Interestingly, they more they job hop, the more scanners reinforce their view of the world in terms of functional tasks only, and the more likely they become to underestimate the skill required to lead a diverse group. Their self-awareness suffers as a result; I’ve watched more than one person fall flat on their face because they confused mastery over a task with mastery of leading others in executing that task. I watched one person get herself fired by refusing to pay attention to the social aspects of her job, (she refused to believe her boss when he told her that the scathing emails she liked to send to subordinates were inappropriate), and another fail when he grossly overestimated his ability level… and attendant salary requirements. (He spent two years unemployed before taking a job with his brother-in-law.)
First gear is just that: first gear.
If you’re not careful and deliberate in your approach–if you don’t build a core set of skills–then moving too quickly from interest to interest can be sort of like falling in love with first gear and wanting to try it out on every make and model car you can find… One day, years from now, when you’re ready to drive 70 mph like all the other cars on the highway, will you kick yourself for never having had the patience to learn how to use the four higher ones?

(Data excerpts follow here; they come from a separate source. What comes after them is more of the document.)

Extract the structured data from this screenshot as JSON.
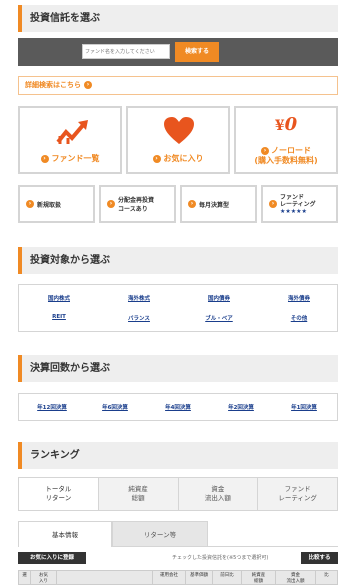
{
  "sections": {
    "select_fund": "投資信託を選ぶ",
    "by_target": "投資対象から選ぶ",
    "by_settlement": "決算回数から選ぶ",
    "ranking": "ランキング"
  },
  "search": {
    "placeholder": "ファンド名を入力してください",
    "button": "検索する"
  },
  "advanced_search": "詳細検索はこちら",
  "big_cards": [
    {
      "label": "ファンド一覧"
    },
    {
      "label": "お気に入り"
    },
    {
      "label": "ノーロード",
      "label2": "(購入手数料無料)"
    }
  ],
  "small_cards": [
    {
      "label": "新規取扱"
    },
    {
      "label": "分配金再投資",
      "label2": "コースあり"
    },
    {
      "label": "毎月決算型"
    },
    {
      "label": "ファンド",
      "label2": "レーティング",
      "stars": "★★★★★"
    }
  ],
  "target_links": [
    "国内株式",
    "海外株式",
    "国内債券",
    "海外債券",
    "REIT",
    "バランス",
    "ブル・ベア",
    "その他"
  ],
  "settlement_links": [
    "年12回決算",
    "年6回決算",
    "年4回決算",
    "年2回決算",
    "年1回決算"
  ],
  "ranking_tabs": [
    {
      "l1": "トータル",
      "l2": "リターン"
    },
    {
      "l1": "純資産",
      "l2": "総額"
    },
    {
      "l1": "資金",
      "l2": "流出入額"
    },
    {
      "l1": "ファンド",
      "l2": "レーティング"
    }
  ],
  "sub_tabs": [
    "基本情報",
    "リターン等"
  ],
  "favorites_button": "お気に入りに登録",
  "compare_note": "チェックした投資信託を(※5つまで選択可)",
  "compare_button": "比較する",
  "table_headers": [
    "選",
    "お気\n入り",
    "",
    "運用会社",
    "基準価額",
    "前日比",
    "純資産\n総額",
    "資金\n流出入額",
    "比"
  ],
  "colors": {
    "accent": "#f08a24",
    "link": "#1a3e8c",
    "heart": "#e8551e"
  }
}
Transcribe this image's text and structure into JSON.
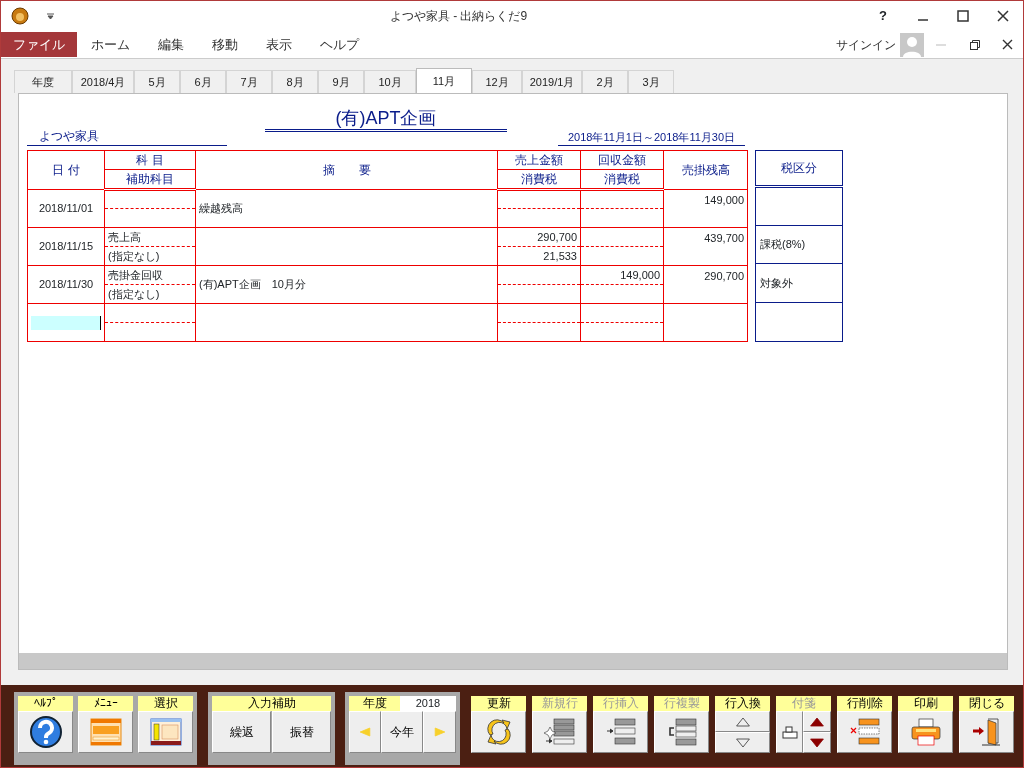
{
  "window": {
    "title": "よつや家具 - 出納らくだ9",
    "help": "?"
  },
  "menu": [
    {
      "label": "ファイル",
      "kind": "file"
    },
    {
      "label": "ホーム",
      "kind": "tab"
    },
    {
      "label": "編集",
      "kind": "tab"
    },
    {
      "label": "移動",
      "kind": "tab"
    },
    {
      "label": "表示",
      "kind": "tab"
    },
    {
      "label": "ヘルプ",
      "kind": "tab"
    }
  ],
  "signin": "サインイン",
  "month_tabs": [
    {
      "label": "年度",
      "selected": false
    },
    {
      "label": "2018/4月",
      "selected": false
    },
    {
      "label": "5月",
      "selected": false
    },
    {
      "label": "6月",
      "selected": false
    },
    {
      "label": "7月",
      "selected": false
    },
    {
      "label": "8月",
      "selected": false
    },
    {
      "label": "9月",
      "selected": false
    },
    {
      "label": "10月",
      "selected": false
    },
    {
      "label": "11月",
      "selected": true
    },
    {
      "label": "12月",
      "selected": false
    },
    {
      "label": "2019/1月",
      "selected": false
    },
    {
      "label": "2月",
      "selected": false
    },
    {
      "label": "3月",
      "selected": false
    }
  ],
  "report": {
    "company": "よつや家具",
    "title": "(有)APT企画",
    "period": "2018年11月1日～2018年11月30日"
  },
  "headers": {
    "date": "日 付",
    "subject": "科 目",
    "sub_subject": "補助科目",
    "summary": "摘　　要",
    "sales": "売上金額",
    "sales_tax": "消費税",
    "collected": "回収金額",
    "collected_tax": "消費税",
    "balance": "売掛残高",
    "tax_class": "税区分"
  },
  "rows": [
    {
      "kind": "entry",
      "date": "2018/11/01",
      "summary": "繰越残高",
      "balance": "149,000"
    },
    {
      "kind": "entry",
      "date": "2018/11/15",
      "subject": "売上高",
      "sub_subject": "(指定なし)",
      "sales": "290,700",
      "sales_tax": "21,533",
      "balance": "439,700",
      "tax_class": "課税(8%)"
    },
    {
      "kind": "entry",
      "date": "2018/11/30",
      "subject": "売掛金回収",
      "sub_subject": "(指定なし)",
      "summary": "(有)APT企画　10月分",
      "collected": "149,000",
      "balance": "290,700",
      "tax_class": "対象外"
    },
    {
      "kind": "input"
    }
  ],
  "toolbar": {
    "panel_units": [
      {
        "label": "ﾍﾙﾌﾟ",
        "kind": "help",
        "disabled": false
      },
      {
        "label": "ﾒﾆｭｰ",
        "kind": "menu",
        "disabled": false
      },
      {
        "label": "選択",
        "kind": "select",
        "disabled": false
      }
    ],
    "assist": {
      "label": "入力補助",
      "buttons": [
        "繰返",
        "振替"
      ]
    },
    "year": {
      "label": "年度",
      "value": "2018",
      "today": "今年"
    },
    "units": [
      {
        "label": "更新",
        "kind": "refresh",
        "disabled": false
      },
      {
        "label": "新規行",
        "kind": "newrow",
        "disabled": true
      },
      {
        "label": "行挿入",
        "kind": "insert",
        "disabled": true
      },
      {
        "label": "行複製",
        "kind": "copy",
        "disabled": true
      },
      {
        "label": "行入換",
        "kind": "updown",
        "disabled": false
      },
      {
        "label": "付箋",
        "kind": "note",
        "disabled": true
      },
      {
        "label": "行削除",
        "kind": "delete",
        "disabled": false
      },
      {
        "label": "印刷",
        "kind": "print",
        "disabled": false
      },
      {
        "label": "閉じる",
        "kind": "exit",
        "disabled": false
      }
    ]
  }
}
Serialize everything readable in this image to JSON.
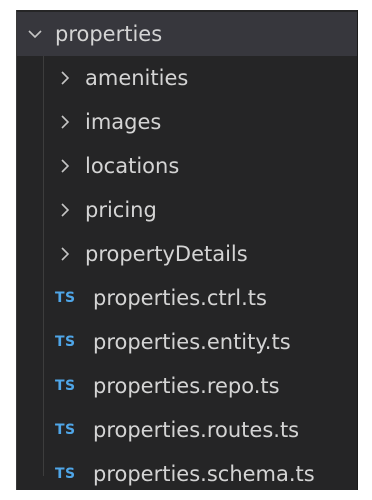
{
  "explorer": {
    "root": {
      "label": "properties",
      "expanded": true
    },
    "folders": [
      {
        "label": "amenities"
      },
      {
        "label": "images"
      },
      {
        "label": "locations"
      },
      {
        "label": "pricing"
      },
      {
        "label": "propertyDetails"
      }
    ],
    "files": [
      {
        "badge": "TS",
        "label": "properties.ctrl.ts"
      },
      {
        "badge": "TS",
        "label": "properties.entity.ts"
      },
      {
        "badge": "TS",
        "label": "properties.repo.ts"
      },
      {
        "badge": "TS",
        "label": "properties.routes.ts"
      },
      {
        "badge": "TS",
        "label": "properties.schema.ts"
      }
    ]
  },
  "colors": {
    "background": "#252526",
    "selected": "#37373d",
    "text": "#d4d4d4",
    "ts_badge": "#4fa6e8"
  }
}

Look, if you’ve got the energy of a Ferrari, then have at it, since first gear may be all you ever need. But if you look in the mirror and don’t see a Ferrari, be very careful about adopting the scanner approach to your career. Hobbies I don’t care about. Flit about to your heart’s content. But your life’s work is something else. It’s one of the ways in which you define yourself. It’s how you support not just yourself, but your family, too. Protect it. Avoid the temptation of slapping a fancy title on yourself and then using that title to excuse indecision.
People don’t buy half-built cars, half coded software, or half grown vegetables. Finishing is everything. Your ideas won’t have an ounce of value until you decide to do something with them, so don’t jump around until you see at least some of them through!